The Hípico Piedra Grande is a new equestrian clubhouse and center located in the State of Mexico. Designed by Mexican architectural firm Studio RC, the clubhouse’s sleek pavilion and handsome stables sit on an eight-hectare site. Surrounded by lush forest, they provide a haven for horses and horse lovers alike.
When designing Hípico Piedra Grande, Studio RC endeavored to minimize any impact on the site, altering it as little as possible. The elegant structures combine a contemporary design language with traditional craftsmanship, and incorporate local materials such as wood, stone, and marble.
A place for the development of equestrian sports and equine care, the facilities include: a two-story stable building with 110 stalls, sand tracks, gravel paths, and riding routes that weave through the surrounding countryside. The stable building features a concrete facade that is punctuated with wooden shutters and sliding doors. It is divided into three separate modules: spread across two levels and linked by steel bridges, the site’s topography ensures level access to both floors. The third stable module is designed with a sawtooth roof and collects rainwater that can be reused.
The clubhouse pavilion sits on a hill above the stable building. “The distribution of the clubhouse is mainly governed by a central courtyard,” says Studio RC. Fostering an atmosphere of contemplation of the landscape, with views across the valley, the courtyard is “framed by stone walls that also divide and create a transition of access between the public and private spaces.”

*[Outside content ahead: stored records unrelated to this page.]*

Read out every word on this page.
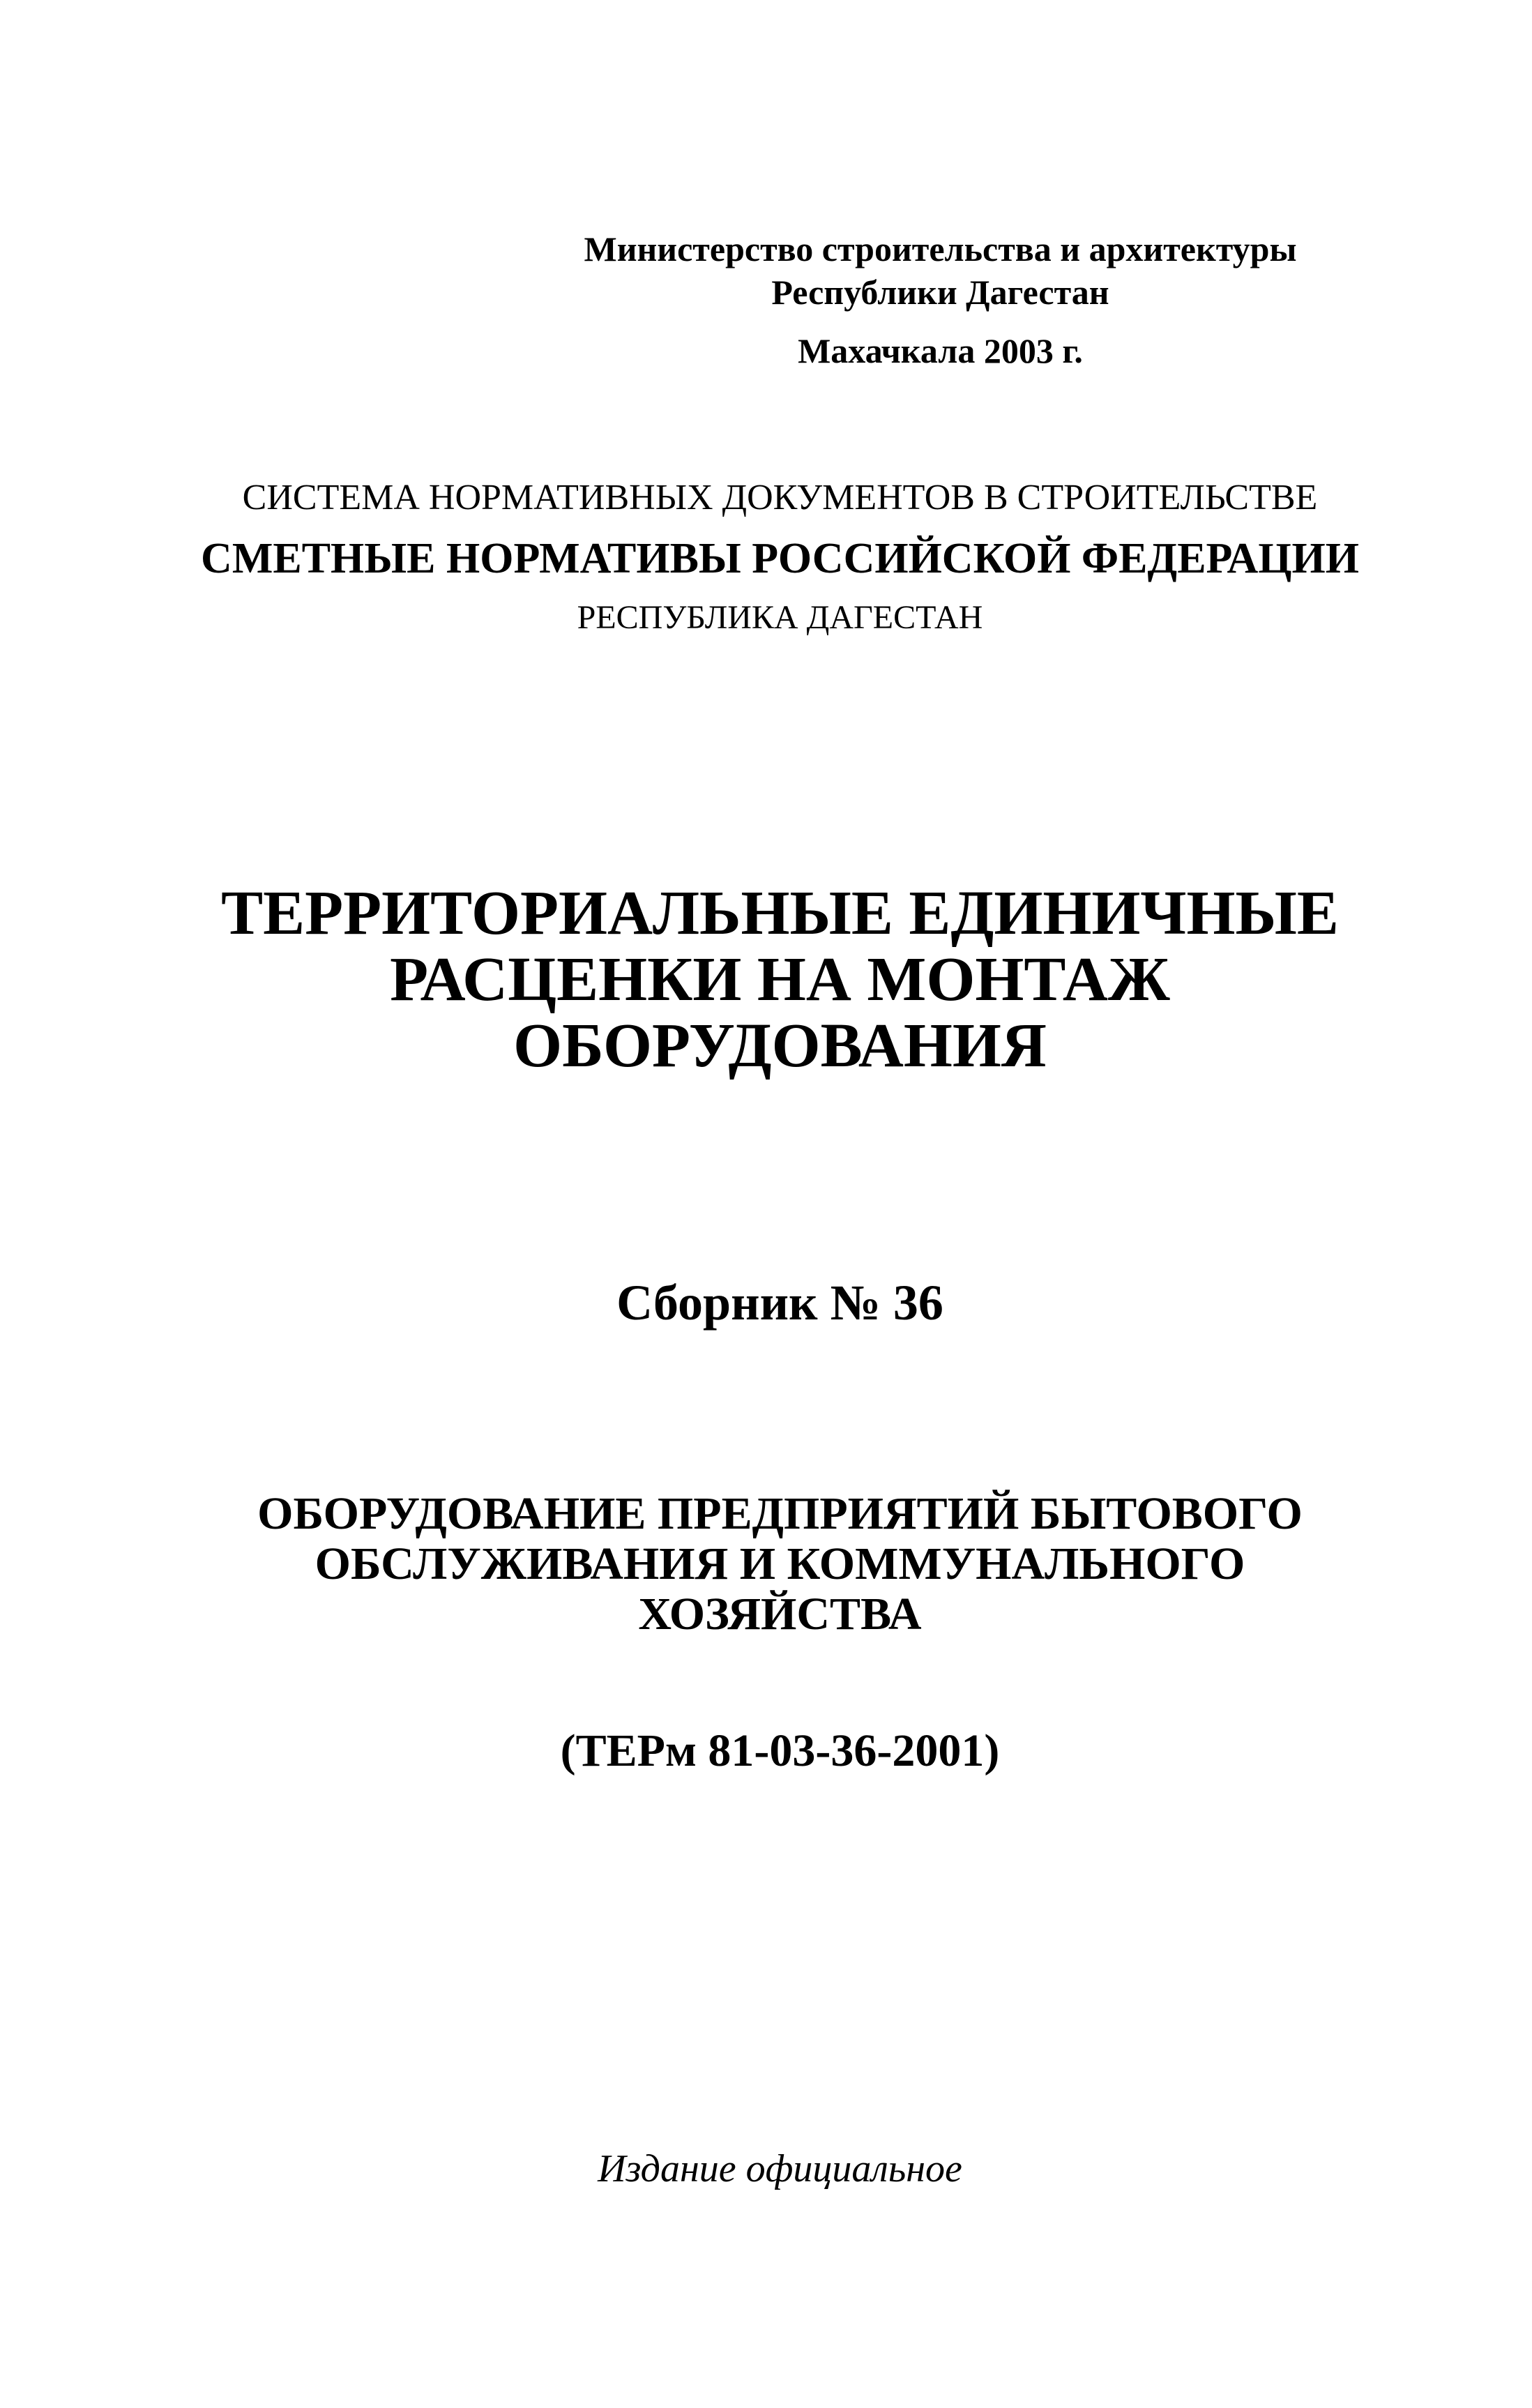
Министерство строительства и архитектуры
Республики Дагестан
Махачкала 2003 г.
СИСТЕМА НОРМАТИВНЫХ ДОКУМЕНТОВ В СТРОИТЕЛЬСТВЕ
СМЕТНЫЕ НОРМАТИВЫ РОССИЙСКОЙ ФЕДЕРАЦИИ
РЕСПУБЛИКА ДАГЕСТАН
ТЕРРИТОРИАЛЬНЫЕ ЕДИНИЧНЫЕ
РАСЦЕНКИ НА МОНТАЖ
ОБОРУДОВАНИЯ
Сборник № 36
ОБОРУДОВАНИЕ ПРЕДПРИЯТИЙ БЫТОВОГО
ОБСЛУЖИВАНИЯ И КОММУНАЛЬНОГО
ХОЗЯЙСТВА
(ТЕРм 81-03-36-2001)
Издание официальное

Conceived as a simple building, the clubhouse is developed with a structural rhythm: “A system of structural modules based on steel columns and beams define the skeleton and shape of the building,” explains the architect. “[The idea is] that in the future the roof could be habitable for different events.” Concrete and stone walls divide and define a number of spaces throughout the clubhouse — alongside a textured local marble floor, they help to keep the building cool. As a means of tempering the hot climate, the architect notes: “we chose to separate the house from the stone retaining wall in order to have cross-ventilation during hot seasons and to take advantage of sunlight.”
The clubhouse terrace cantilevers out into the valley, its position designed to maximize the sweeping views. A design priority for the project, it offers a vantage point from which to observe and enjoy Hípico Piedra Grande’s equestrian activities.